TODO TODO lo subi al foro...esperando que a alguien le sea util 

lordphrases yo uso papa proteus para simular solo para simular
los pcbs los hice en DIP-TRACE como tambien diseñe los mismos esquemas bueno el 99% igual al diagrama del proteus en DIP-TRACE

ahi estan todos los archivos

dices problemas en la logica para detectar la dirección??
el FF es el que detecta la dirección


----------



## lordphrases (Mar 1, 2012)

BKAR dijo:


> BIENVENIDO AL FORO!!
> 
> dices problemas en la logica para detectar la dirección??
> el FF es el que detecta la dirección



Gracias, eso ya quedo superado, ahora tengo que hacer algo sobre un Conversor Analogico digital con un LM35 y ADC0804 con salida en binario y con un rango de 0 a 100.

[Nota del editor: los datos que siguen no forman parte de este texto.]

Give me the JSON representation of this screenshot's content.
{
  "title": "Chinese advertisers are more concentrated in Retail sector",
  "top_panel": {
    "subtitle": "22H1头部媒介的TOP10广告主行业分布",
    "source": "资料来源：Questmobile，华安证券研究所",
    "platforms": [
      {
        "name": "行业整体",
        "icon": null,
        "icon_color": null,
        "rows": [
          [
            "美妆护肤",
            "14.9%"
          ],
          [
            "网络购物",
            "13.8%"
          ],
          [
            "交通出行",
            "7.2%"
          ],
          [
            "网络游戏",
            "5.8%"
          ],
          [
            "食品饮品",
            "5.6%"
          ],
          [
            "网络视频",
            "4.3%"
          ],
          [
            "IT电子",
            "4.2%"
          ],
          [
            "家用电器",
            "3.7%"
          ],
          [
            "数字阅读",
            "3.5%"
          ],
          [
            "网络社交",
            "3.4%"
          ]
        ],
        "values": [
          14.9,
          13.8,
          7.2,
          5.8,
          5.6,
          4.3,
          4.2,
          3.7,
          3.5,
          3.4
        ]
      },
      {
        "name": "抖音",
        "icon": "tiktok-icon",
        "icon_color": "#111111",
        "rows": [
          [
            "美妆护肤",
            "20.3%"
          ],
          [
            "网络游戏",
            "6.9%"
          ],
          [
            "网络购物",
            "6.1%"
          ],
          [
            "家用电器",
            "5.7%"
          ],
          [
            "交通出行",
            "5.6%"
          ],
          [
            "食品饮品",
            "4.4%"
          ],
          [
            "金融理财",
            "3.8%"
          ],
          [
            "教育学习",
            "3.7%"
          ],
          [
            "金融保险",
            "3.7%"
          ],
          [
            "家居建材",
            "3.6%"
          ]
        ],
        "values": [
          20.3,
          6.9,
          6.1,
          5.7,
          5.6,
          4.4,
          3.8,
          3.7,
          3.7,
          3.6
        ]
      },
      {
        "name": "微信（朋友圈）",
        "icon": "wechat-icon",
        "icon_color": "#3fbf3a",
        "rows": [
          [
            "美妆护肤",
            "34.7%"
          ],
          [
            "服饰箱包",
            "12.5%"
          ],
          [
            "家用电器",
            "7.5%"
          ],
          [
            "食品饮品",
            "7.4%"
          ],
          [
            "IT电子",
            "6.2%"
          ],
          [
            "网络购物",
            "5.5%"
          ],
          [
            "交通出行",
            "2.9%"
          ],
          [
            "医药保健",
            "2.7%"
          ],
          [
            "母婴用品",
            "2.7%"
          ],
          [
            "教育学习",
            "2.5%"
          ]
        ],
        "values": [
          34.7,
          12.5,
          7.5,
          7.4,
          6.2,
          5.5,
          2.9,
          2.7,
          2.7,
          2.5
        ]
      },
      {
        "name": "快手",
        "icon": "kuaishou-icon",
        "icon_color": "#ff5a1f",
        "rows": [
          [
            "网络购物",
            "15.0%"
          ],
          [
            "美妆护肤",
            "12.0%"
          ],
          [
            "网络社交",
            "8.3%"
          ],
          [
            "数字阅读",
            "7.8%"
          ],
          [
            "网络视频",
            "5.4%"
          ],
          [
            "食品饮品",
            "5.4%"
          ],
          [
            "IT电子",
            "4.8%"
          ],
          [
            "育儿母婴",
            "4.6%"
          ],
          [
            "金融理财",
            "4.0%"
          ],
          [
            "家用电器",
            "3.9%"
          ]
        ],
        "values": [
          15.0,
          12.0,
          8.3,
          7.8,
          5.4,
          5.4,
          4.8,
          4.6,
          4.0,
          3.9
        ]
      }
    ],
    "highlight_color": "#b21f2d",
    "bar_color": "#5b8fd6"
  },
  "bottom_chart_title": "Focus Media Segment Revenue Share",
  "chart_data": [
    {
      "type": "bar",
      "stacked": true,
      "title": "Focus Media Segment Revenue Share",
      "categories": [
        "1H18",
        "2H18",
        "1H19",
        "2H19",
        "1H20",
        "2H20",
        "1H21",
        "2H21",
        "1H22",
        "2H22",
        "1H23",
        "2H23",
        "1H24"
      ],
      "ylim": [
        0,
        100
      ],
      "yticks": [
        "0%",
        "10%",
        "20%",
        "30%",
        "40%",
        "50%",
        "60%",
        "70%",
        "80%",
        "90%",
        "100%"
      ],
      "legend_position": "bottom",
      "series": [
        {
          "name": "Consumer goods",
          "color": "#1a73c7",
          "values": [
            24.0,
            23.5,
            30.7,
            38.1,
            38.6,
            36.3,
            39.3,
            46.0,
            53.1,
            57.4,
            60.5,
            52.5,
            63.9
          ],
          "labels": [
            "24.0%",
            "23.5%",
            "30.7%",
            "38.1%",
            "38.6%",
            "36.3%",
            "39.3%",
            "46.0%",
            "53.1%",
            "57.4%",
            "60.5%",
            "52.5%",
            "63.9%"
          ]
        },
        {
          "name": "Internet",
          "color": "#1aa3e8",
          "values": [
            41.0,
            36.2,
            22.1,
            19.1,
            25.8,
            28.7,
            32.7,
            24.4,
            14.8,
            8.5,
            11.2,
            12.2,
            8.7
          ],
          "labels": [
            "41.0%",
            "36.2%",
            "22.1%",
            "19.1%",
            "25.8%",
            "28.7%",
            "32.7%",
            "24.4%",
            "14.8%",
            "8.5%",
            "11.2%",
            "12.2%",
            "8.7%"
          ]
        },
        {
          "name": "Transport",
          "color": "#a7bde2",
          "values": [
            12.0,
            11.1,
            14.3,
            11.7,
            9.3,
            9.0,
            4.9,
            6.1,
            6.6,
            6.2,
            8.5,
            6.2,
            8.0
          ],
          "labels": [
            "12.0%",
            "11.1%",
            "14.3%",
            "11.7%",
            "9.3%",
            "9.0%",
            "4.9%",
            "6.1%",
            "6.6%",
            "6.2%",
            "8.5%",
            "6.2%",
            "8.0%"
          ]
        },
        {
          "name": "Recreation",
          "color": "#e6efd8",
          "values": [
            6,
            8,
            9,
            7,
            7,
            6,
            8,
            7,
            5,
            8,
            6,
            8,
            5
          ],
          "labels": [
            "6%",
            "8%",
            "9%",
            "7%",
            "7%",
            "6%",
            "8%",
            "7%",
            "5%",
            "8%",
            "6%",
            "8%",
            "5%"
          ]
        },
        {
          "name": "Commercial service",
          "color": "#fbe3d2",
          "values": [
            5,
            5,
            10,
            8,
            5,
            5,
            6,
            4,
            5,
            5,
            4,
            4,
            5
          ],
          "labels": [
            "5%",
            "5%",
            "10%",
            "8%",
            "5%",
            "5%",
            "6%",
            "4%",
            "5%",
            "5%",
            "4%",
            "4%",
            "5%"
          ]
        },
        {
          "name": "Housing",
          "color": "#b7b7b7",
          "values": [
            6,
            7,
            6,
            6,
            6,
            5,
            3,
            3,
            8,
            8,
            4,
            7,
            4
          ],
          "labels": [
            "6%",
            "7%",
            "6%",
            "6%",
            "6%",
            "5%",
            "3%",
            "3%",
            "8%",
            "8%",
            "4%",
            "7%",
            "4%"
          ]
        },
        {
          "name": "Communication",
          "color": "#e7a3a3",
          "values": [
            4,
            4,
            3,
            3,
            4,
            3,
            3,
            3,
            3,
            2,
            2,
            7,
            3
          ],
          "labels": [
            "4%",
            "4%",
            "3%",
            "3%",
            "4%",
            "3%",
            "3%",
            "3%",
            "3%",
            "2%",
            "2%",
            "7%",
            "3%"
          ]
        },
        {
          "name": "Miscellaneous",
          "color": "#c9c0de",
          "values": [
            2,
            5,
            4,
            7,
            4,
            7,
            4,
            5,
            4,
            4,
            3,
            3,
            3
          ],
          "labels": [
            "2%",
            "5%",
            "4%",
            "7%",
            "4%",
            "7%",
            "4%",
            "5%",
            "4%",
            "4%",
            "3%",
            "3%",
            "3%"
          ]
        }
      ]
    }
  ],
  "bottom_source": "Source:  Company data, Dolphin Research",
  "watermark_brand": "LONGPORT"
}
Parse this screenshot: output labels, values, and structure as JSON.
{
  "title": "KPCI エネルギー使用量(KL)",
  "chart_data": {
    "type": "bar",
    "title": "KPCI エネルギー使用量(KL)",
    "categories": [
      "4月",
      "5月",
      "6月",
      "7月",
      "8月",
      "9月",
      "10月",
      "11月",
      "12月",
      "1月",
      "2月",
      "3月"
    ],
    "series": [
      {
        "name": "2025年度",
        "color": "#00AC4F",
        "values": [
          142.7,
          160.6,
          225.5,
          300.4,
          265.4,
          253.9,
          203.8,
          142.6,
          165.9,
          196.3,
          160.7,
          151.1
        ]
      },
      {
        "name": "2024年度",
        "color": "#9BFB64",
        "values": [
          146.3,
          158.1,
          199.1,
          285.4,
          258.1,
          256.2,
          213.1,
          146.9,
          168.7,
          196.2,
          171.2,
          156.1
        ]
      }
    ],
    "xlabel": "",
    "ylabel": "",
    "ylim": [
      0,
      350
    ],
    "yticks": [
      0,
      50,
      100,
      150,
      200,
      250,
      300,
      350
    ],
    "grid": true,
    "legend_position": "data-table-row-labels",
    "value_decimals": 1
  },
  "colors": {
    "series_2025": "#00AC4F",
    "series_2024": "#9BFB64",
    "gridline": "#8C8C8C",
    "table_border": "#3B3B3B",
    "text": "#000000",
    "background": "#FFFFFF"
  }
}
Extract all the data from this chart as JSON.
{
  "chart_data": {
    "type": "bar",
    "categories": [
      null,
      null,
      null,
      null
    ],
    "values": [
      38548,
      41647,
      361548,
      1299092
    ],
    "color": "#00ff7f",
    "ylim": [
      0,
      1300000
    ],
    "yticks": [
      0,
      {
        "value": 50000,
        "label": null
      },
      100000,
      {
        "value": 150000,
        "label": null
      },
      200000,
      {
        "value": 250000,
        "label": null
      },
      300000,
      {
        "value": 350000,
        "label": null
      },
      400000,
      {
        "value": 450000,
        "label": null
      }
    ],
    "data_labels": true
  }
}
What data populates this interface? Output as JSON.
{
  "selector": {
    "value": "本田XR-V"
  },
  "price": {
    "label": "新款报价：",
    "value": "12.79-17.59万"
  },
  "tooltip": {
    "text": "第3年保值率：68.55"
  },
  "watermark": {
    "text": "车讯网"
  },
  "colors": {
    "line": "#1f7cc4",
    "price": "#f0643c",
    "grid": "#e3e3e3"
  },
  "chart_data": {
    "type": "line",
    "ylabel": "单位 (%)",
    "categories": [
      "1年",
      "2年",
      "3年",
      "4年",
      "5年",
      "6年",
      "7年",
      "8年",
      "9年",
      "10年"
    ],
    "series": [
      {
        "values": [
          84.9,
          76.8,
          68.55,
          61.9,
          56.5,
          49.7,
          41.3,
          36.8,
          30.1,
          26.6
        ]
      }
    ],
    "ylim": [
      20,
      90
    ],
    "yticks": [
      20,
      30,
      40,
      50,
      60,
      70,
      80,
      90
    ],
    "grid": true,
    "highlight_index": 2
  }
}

No va aqui en este tema, lo sé.

Tendras alguna idea?


----------



## BKAR (Mar 1, 2012)

basta con escribir "LM35 y ADC0804" en el buscador o en papá google, y hay cantidad de informacion...
como se relaciona con el scroll??


----------



## lordphrases (May 19, 2012)

BKAR dijo:


> basta con escribir "LM35 y ADC0804" en el buscador o en papá google, y hay cantidad de informacion...
> como se relaciona con el scroll??



No tenia  mucha, pero igual ya lo hice y quedo funcionando. 
Gracias, para no desviar más el hilo.


----------